Chapter Six: The Replacement


"You would have been proud of Sydney at the meeting today."

Irina looked up at Sark disinterestedly, and Sark frowned. He'd thought when she'd announced that he would be helping Sydney run the Organization, it meant that maybe she was ready to treat him like a human being. He should have known better. The only people he'd ever seen her treat with even a shred of decency were Sydney, Sydney's children, and of course, the dear, departed Michael.

"What's the matter, Irina dear?" Sark asked, moving into the chair opposite her desk.

"I don't know," Irina said distractedly, staring off into the distance. "I'm afraid I pushed Sydney into this too soon."

Sark raised his eyebrows in surprise. "She'd hardly been out of bed in a month, Irina."

"I know." To Sark's surprise, Irina's eyes actually filled with tears. Then she said something Sark would never have expected her to say in a million years. "I can't help but feel a bit responsible for Michael's death."

"Irina!"

"I do," Irina insisted. "I knew she was thinking about taking her father's deal, and I made her feel like doing so would be so deadly--"

"It would have been deadly," Sark said roughly. "To the Organization. We all would have gone to prison, Irina."

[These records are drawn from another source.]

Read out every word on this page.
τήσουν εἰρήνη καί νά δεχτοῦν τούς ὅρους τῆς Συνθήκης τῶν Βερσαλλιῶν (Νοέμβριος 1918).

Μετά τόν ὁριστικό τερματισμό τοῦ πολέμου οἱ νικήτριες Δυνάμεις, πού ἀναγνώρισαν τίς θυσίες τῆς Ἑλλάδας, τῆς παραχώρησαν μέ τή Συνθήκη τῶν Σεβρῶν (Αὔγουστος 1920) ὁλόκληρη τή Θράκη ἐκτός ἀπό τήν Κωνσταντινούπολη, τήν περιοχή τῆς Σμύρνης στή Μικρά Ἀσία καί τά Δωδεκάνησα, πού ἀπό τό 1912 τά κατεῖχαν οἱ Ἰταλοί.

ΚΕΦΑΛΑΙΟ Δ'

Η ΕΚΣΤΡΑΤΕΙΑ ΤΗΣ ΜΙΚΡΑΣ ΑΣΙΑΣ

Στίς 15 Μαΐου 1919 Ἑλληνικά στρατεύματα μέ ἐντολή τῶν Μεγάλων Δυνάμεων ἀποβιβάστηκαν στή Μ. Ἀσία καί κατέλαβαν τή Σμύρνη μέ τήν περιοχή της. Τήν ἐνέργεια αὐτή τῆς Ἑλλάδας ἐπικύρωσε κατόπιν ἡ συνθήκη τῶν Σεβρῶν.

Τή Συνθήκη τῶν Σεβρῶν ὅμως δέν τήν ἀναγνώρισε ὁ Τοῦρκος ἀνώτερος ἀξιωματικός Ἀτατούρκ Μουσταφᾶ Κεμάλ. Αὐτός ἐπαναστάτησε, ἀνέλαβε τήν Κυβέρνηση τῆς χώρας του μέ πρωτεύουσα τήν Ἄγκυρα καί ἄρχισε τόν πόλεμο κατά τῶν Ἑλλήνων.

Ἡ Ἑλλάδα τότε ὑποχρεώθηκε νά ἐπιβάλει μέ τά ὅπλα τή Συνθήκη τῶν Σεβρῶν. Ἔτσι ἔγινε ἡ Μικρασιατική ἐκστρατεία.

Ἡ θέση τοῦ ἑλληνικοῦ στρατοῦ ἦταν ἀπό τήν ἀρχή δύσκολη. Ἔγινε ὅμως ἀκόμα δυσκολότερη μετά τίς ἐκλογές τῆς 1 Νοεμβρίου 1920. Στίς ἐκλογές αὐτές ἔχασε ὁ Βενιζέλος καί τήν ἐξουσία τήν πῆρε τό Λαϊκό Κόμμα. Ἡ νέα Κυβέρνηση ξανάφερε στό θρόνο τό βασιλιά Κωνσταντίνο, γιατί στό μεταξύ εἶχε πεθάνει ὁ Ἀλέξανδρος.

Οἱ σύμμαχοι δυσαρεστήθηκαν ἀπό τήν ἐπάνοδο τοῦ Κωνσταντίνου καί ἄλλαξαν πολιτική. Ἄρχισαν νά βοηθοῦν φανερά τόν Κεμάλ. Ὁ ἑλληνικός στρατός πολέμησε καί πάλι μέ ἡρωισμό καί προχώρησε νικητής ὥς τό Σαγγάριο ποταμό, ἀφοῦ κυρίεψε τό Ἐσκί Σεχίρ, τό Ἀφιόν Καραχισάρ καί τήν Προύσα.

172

Irina looked at him as if he were, in fact, the stupidest person in the world. Sark hated how she acted like she was the most intelligent person alive, though, in fact, she might have been. "You know as well as I do that there are ways of avoiding such things, Sark. And as for the Organization folding, well--" she shrugged. "I'm getting older. Maybe I could have stood to say goodbye to all I've worked for if it meant that Sydney and Michael would have been happy."

"And that would have been extremely selfish of you," Sark snapped. He couldn't believe what he was hearing. "Maybe you wouldn't have gone to jail, but your employees would have. This hardly just affects you."

"I know," Irina said with a sigh.

Sark shook his head in disgust. "I think it's a good thing you're retiring," he sneered. "If this is the way you're thinking. I hope Sydney hasn't gone so soft."

Irina shook her head sadly. "That's just it, Sark. This thing that's happened to her, losing Michael-- it will only harden her. Make her think there's nothing good left in this world." She stared off into the distance, a soft smile spreading across her lips. "I was awful to Michael in the beginning, you know."

Sark smirked. "If you think having Brooke Banning throw herself at him was awful, yes, I suppose you were. A lot of men would have been thrilled to have a roll in the hay with her."

"A lot of men have been thrilled to have a roll in the hay with her," Irina pointed out derisively. "No, but-- things had been better with us, in the past few years. When I went to see Sydney, after I knew her father had contacted her," she reminisced. "Michael kissed my cheek, and Sydney got this flickering of a look on her face, just for a second, as if to say, when did this start? The truth was, he stopped finding me so repulsive around the time Emily was born. He was a wreck, spending all of his time at the hospital with her and Sydney. I was the one who convinced him that he needed to come home once in awhile, that his son needed him. He was always grateful to me for that. Much as it pained him to see that there might be some good in his evil mother-in-law, he was grateful to me for that."

Sark wasn't exactly sure how to respond to that. He decided it best to stay silent.

Irina rose from her chair, pacing to the window and gazing out. "It never mattered what he thought of me, though," she said, staring out at the courtyard below. "It only mattered that he loved Sydney, and he did, Sark. He loved her so much."

Sark shifted in his seat uncomfortably. While at some level, he knew he should feel badly for Sydney, for what she had lost, he just didn't. He'd meant what he'd said when he'd told Sydney that Michael had kept her from reaching her true potential as a leader. He wouldn't miss him.

"I was the one who pushed her out of bed, pushed her to start living again," Irina continued. "But the truth is, I have no idea how she's going to go on without him."

Sark rose from his chair and moved to stand behind her, planting his hands on Irina's shoulders. "I'll help her."

Irina stared at him, her eyes showing an odd mixture of repulsion and acceptance. "Please don't try and take his place."

Sark felt an odd stab of anger and jealously, knowing that no matter how much time passed, he'd always be in Michael's shadow. He could only comfort himself with the fact that Michael wasn't around anymore.

He was. And everyone had better get used to it.